By Wednesday, the RVH was still not back on its feet and it had to start diverting ambulances to other hospitals.

But how did Wednesday's crisis happen?

Staff burn-out

The lack of middle-grade doctors across the United Kingdom is partly to blame. There is a 50% shortage affecting emergency departments nationwide. The lack of medical staff is a real problem that is being felt across Northern Ireland.

It has also been suggested that the majority of medical students are women. Five to seven years down their career paths, they may marry and have children. Given the hours and the stress, some of them may not choose a career in the emergency department and may decide to leave. Men, too, want a work/life balance and it is difficult to recruit them to a career in an emergency department.

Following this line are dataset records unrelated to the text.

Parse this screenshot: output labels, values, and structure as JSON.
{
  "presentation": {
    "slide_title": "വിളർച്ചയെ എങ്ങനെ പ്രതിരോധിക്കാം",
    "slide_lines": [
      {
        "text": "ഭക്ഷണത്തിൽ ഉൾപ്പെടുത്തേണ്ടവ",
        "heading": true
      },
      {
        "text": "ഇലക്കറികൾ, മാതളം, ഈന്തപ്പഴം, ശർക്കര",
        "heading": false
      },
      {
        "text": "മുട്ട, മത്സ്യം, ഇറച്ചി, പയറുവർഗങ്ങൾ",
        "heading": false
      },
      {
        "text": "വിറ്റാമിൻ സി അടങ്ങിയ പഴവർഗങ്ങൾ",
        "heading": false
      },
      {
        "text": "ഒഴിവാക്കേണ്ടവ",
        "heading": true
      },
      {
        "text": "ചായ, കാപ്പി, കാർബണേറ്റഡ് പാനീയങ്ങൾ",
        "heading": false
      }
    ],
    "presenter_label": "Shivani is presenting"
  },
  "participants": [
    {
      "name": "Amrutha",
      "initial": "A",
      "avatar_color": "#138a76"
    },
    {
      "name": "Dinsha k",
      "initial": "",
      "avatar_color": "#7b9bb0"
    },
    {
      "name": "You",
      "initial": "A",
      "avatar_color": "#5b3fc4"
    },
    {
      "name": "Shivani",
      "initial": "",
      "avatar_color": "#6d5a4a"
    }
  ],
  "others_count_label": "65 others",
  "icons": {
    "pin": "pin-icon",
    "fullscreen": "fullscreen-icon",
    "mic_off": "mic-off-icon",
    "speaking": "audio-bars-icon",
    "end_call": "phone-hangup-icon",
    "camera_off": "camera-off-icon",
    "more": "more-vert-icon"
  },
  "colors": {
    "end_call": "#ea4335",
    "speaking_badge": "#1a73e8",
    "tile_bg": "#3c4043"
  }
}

Staff burn-out in A&E is another issue.

In November 2012, almost all of the emergency medicine consultants in the Belfast Health Trust raised concerns about the safety of A&E. The clinical director of the RVH at that time, Dr Russell McLaughlin, also decided to step aside. It is understood he felt strongly about the running of the A&E.

Another problem for emergency departments is the four-hour target for patient waiting times. There is tremendous pressure on staff and on individual health trusts to tick that four-hour box.

What must also be addressed is the provision of minor injuries units and out-of-hours services that the community feels confident about. What role are GPs playing to support that and to prevent Accident and Emergency being used for anything other than genuine accidents and real emergencies?

Questions about what happened at the RVH on Wednesday night must now be put to the trust, senior managers, the health and social care board and its chief executive John Compton.

But ultimately one question must be put to Health Minister Edwin Poots.

Is the current policy on accident and emergency working in Northern Ireland?